14 compositions originales d'Edouard CHIMOT

La Belle Edition, sd

Exemplaire n°625 sur vélin de Lana, seul papier
In-8° - 282 pages - 165 x 220

Reliure demi-maroquin aubergine à coins
Intérieur en très bon état
Couverture et dos conservés
Tête dorée
Etui

Avec Les Fleurs du Mal commence la poésie moderne : le lyrisme subjectif s’efface devant cette « impersonnalité volontaire » que Baudelaire a lui-même postulée ; la nature et ses retours cycliques cèdent la place au décor urbain et à ses changements marqués par l’Histoire, et il arrive que le poète accède au beau par l’expérience de la laideur. Quant au mal affiché dès le titre du recueil, s’il nous apporte la preuve que l’art ici se dénoue de la morale, il n’en préserve pas moins la profonde spiritualité des poèmes.
D’où la stupeur que Baudelaire put ressentir quand le Tribunal de la Seine condamna la première édition de 1857 pour « outrage à la morale publique et aux bonnes moeurs » et l’obligea à retrancher six pièces du volume – donc à remettre en cause la structure du recueil qu’il avait si précisément concertée. En 1861, la seconde édition fut augmentée de trente-cinq pièces, puis Baudelaire continua d’écrire pour son livre d’autres poèmes encore. Mais après la censure, c’est la mort qui vint l’empêcher de donner aux Fleurs du Mal la forme définitive qu’il souhaitait – et que nous ne connaîtrons jamais.

Édouard Chimot, né à Lille le 26 novembre 1880, mort à Paris le 7 juin 1959, est un peintre, illustrateur, graveur et directeur artistique français. Édouard Chimot est notamment connu pour son travail d’illustrateur et pour avoir dirigé, entre autres, la publication d’une trentaine d’ouvrages aux Éditions d’Art Devambez durant les années 1920 à Paris.

De 1923 à 1931, de son nouvel atelier parisien situé rue Ampère, il supervise l’édition de livres d’art illustrés par des artistes comme Pierre Brissaud, Edgar Chahine, Henri Farge, Alméry Lobel-Riche, et Tsugouharu Foujita. Cependant, il se réserva des textes d’exceptions pour les illustrer lui-même, à savoir Les Chansons de Bilitis de Pierre Louÿs (1925), Les Belles de nuit de Maurice Magre (1927), et enfin Parallèlement de Paul Verlaine (1931).

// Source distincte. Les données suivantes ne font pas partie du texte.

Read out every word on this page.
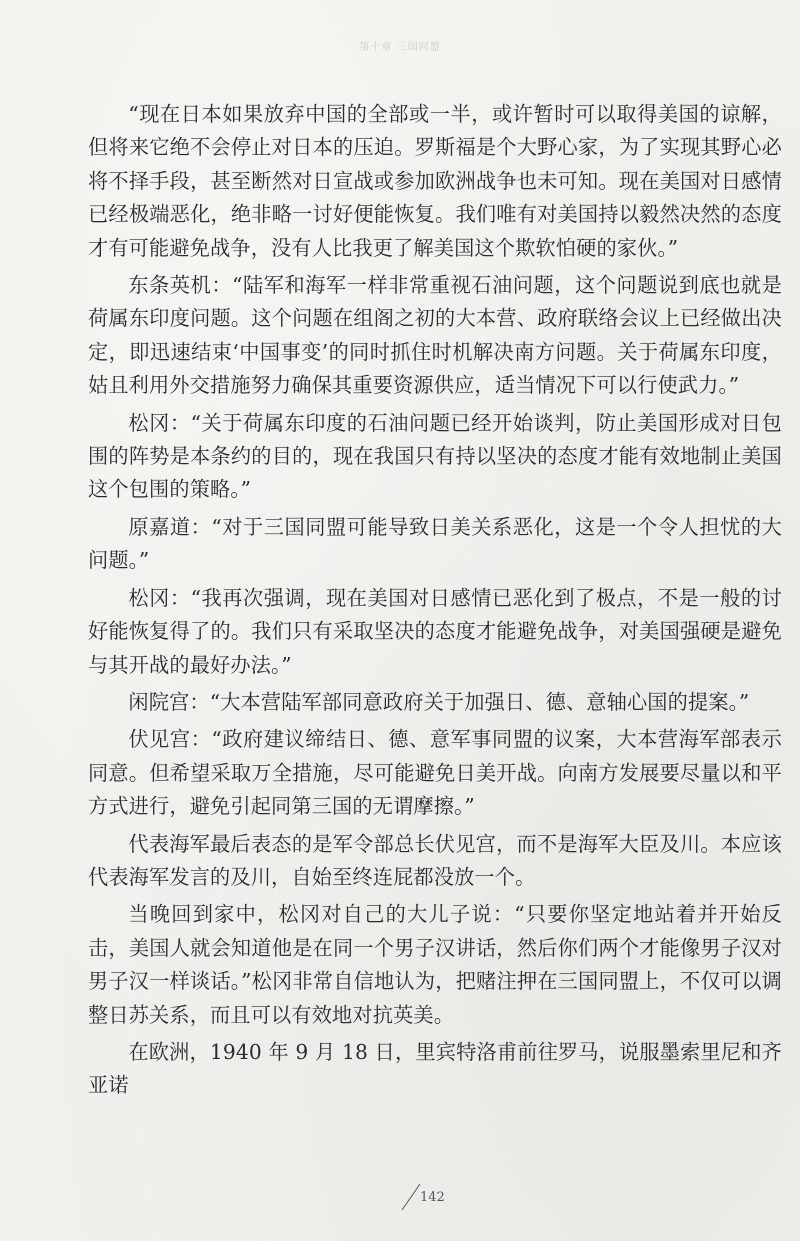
第十章 三国同盟

“现在日本如果放弃中国的全部或一半，或许暂时可以取得美国的谅解，但将来它绝不会停止对日本的压迫。罗斯福是个大野心家，为了实现其野心必将不择手段，甚至断然对日宣战或参加欧洲战争也未可知。现在美国对日感情已经极端恶化，绝非略一讨好便能恢复。我们唯有对美国持以毅然决然的态度才有可能避免战争，没有人比我更了解美国这个欺软怕硬的家伙。”

东条英机：“陆军和海军一样非常重视石油问题，这个问题说到底也就是荷属东印度问题。这个问题在组阁之初的大本营、政府联络会议上已经做出决定，即迅速结束‘中国事变’的同时抓住时机解决南方问题。关于荷属东印度，姑且利用外交措施努力确保其重要资源供应，适当情况下可以行使武力。”

松冈：“关于荷属东印度的石油问题已经开始谈判，防止美国形成对日包围的阵势是本条约的目的，现在我国只有持以坚决的态度才能有效地制止美国这个包围的策略。”

原嘉道：“对于三国同盟可能导致日美关系恶化，这是一个令人担忧的大问题。”

松冈：“我再次强调，现在美国对日感情已恶化到了极点，不是一般的讨好能恢复得了的。我们只有采取坚决的态度才能避免战争，对美国强硬是避免与其开战的最好办法。”

闲院宫：“大本营陆军部同意政府关于加强日、德、意轴心国的提案。”

伏见宫：“政府建议缔结日、德、意军事同盟的议案，大本营海军部表示同意。但希望采取万全措施，尽可能避免日美开战。向南方发展要尽量以和平方式进行，避免引起同第三国的无谓摩擦。”

代表海军最后表态的是军令部总长伏见宫，而不是海军大臣及川。本应该代表海军发言的及川，自始至终连屁都没放一个。

当晚回到家中，松冈对自己的大儿子说：“只要你坚定地站着并开始反击，美国人就会知道他是在同一个男子汉讲话，然后你们两个才能像男子汉对男子汉一样谈话。”松冈非常自信地认为，把赌注押在三国同盟上，不仅可以调整日苏关系，而且可以有效地对抗英美。

在欧洲，1940 年 9 月 18 日，里宾特洛甫前往罗马，说服墨索里尼和齐亚诺

142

Pour célébrer la femme, Chimot, va s’inspirer d’œuvres littéraires réalistes ou sulfureuses qui répondent à ses propres aspirations. Leurs poèmes ou leurs textes l’inspirent car ils exaltent la séduction féminine, la passion absolue, le désir exacerbé, il s’y mêle érotisme, beauté sublimée, rêverie, fantasmes, plaisir, triomphe, mais aussi souffrances et humiliations. Derrière l’amour subi ou consenti, il y a une course effrénée à l’oubli. Chimot va devenir le chantre visuel insatiable de la Beauté, de la Volupté et de la Mort.